A snow shower falls in the distance to the south of Seattle as seen from the Space Needle on Feb. 17, 2026. (Photo: Space Needle Web Camera)
Were the brief snow showers Tuesday and Thursday in Seattle what this entire winter is going to muster for snowfall?
I guess the TL;DR for today is pretty simple: “Yup….”
Lame.
Or at least it’s looking like it’ll take a meteorological miracle for any more snow chances in Seattle this winter. The New England Patriots put up more of a fight than La Niña did this winter for us.
About the last gasp of winter is Thursday night, where clearing skies and leftover chilly air from the Fraser winds will allow temperatures to drop into the mid 20s or so. It has a chance to be the coldest night of the winter in Seattle — we had 2 nights at 26 in January; low so far is about 27.
But this winter looks like it’ll be known for only garnering a Trace of official snow — 34 minutes on Tuesday; 39 minutes during a quick shower midday today, and never snowing when it was any colder than 37 degrees.
Oh, and FOR ONLY THE THIRD TIME IN SEA-TAC HISTORY — we’re likely going to go the entire winter not managing one day without reaching at least 40 degrees, matching 1957-58 and 1991-92. Even the ungodly “winter” of 2014-2015 managed two days stuck in the 30s.*

(*-OK This is totally ripe now for me to jinx this and we’ll get some freak arctic outbreak in March. But if I *want* it to be a jinx, does it reverse a jinx?)
So where do we (actually) go from here?
We’re dry on Friday with some sunshine but still a little lingering chill with highs in the low 40s.
This weekend, another big trough of low pressure will take up shop well off our coast, but this one will spin a pair of “mini lows” around a bit like a merry-go-round from south to north off, but closer to the coast.
Each passing low will give us a glancing blow of lowland rain and mountain snow on both Saturday and Sunday-into-Monday.

The rain and mountain snow amounts will be uneventful — I think pass travel should still be manageable. But Saturday’s low may be just strong enough to draw in a period of gusty east winds along the coast and Cascade foothills through the mountain pass gaps (like North Bend, Enumclaw, Gold Bar, Snoqualmie, etc.).
This is not looking like a major wind event by any stretch, but Euro model suggests maybe some east wind gusts of 40-45 mph Saturday evening into Saturday night. For those not in places susceptible to east winds — essentially anywhere not along I-90 or the immediate Cascade foothills — the winds won’t be a factor.

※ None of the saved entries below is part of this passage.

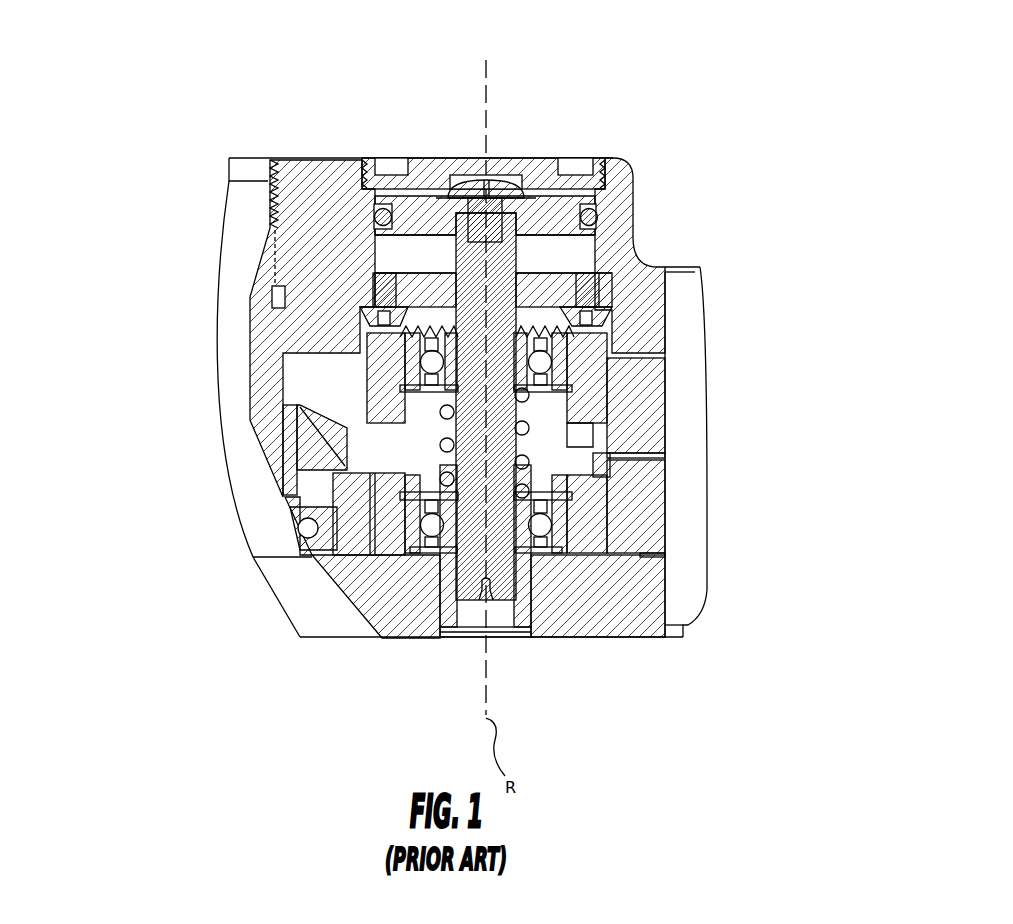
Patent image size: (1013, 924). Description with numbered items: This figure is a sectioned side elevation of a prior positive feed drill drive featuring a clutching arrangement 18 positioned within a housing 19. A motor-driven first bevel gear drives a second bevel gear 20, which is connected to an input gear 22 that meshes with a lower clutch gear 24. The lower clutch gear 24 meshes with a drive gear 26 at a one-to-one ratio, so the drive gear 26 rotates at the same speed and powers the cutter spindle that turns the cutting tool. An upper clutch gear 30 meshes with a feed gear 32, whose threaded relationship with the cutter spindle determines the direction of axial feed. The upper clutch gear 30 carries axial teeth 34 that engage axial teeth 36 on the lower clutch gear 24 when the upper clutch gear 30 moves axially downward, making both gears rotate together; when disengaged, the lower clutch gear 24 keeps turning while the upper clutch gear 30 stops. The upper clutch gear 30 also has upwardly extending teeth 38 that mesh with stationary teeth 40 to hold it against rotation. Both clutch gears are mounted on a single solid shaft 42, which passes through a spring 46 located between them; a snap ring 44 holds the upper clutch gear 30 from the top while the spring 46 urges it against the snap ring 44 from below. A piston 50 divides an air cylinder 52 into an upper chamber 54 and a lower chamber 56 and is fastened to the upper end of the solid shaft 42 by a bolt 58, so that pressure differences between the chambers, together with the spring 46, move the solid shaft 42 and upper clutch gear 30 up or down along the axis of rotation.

The clutching arrangement 18 is at (320, 390).
The housing 19 is at (233, 207).
The second bevel gear 20 is at (308, 436).
The input gear 22 is at (345, 498).
The lower clutch gear 24 is at (590, 530).
The drive gear 26 is at (650, 520).
The upper clutch gear 30 is at (673, 400).
The feed gear 32 is at (700, 412).
The axial teeth 34 is at (665, 410).
The axial teeth 36 is at (640, 470).
The upwardly extending teeth 38 is at (605, 352).
The stationary teeth 40 is at (552, 303).
The solid shaft 42 is at (490, 597).
The snap ring 44 is at (455, 330).
The spring 46 is at (450, 443).
The piston 50 is at (545, 194).
The air cylinder 52 is at (547, 258).
The upper chamber 54 is at (443, 252).
The lower chamber 56 is at (398, 257).
The bolt 58 is at (449, 250).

Temperatures will warm back closer to 50. It may be a while till we even see highs in the 40s…
Next week’s weather remains fairly mundane so far with perhaps a dry day either Tuesday or Wednesday and then another system looks to drop in from the northwest sometime in the middle to late next week that might do a better job of putting a decent snow in the mountains. Down here? Just more rain.

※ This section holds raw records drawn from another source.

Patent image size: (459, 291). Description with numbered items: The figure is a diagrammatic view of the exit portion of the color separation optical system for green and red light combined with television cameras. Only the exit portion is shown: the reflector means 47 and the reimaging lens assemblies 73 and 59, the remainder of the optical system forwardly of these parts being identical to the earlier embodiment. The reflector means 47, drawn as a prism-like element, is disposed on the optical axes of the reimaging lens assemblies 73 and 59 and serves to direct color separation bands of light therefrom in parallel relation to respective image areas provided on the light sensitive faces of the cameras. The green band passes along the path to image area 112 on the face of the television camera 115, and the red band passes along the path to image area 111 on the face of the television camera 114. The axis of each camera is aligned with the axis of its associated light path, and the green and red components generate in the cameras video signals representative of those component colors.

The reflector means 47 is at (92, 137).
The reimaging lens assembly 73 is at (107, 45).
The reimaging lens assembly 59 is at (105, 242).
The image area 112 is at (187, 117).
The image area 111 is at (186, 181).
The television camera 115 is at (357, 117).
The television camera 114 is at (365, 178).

Where does the cold air go from here? The correct answer may be: “What cold air?” Looking at the 6-10 and 8-14 day outlooks, it appears winter is getting cancelled in 49 out of 50 states. (Hi, frigid Alaska!)

Though there is some solace that at least the Seattle area is closer to normal, and that should keep snow going in the mountains. But the snow is totally done in the lowlands. Book it. Print it. Broadcast it. Scott says so. Totally won’t jinx it AT ALL….
Another thing about this “winter”. The barometer stayed at or above 30.00 inches for almost 5 weeks straight in January and early February. I can’t remember that happening before.
Everything about this winter has been unusual.
ElNino is rearing its ugly head for next year and it looks pretty strong. Since LaNina didn’t come through can ElNino appear and bring us snow next winter?
The answer is yes it can. We had a moderate ElNino that winter and Seattle got 67 inches of snow. January alone had 45 inches. We missed 10 days of school that January.
So..maybe next year.
I forgot to add the year to my comment. It was 1968-1969.
La Nina has left the chat.
I would say that Saturday’s low was indeed strong enough to get the wind gusting along the Grays Harbor coast. It was quite gusty from late Friday night until early this morning. Its now pouring rain with thunder. Definitley feeling like a more typical Northwest winter again.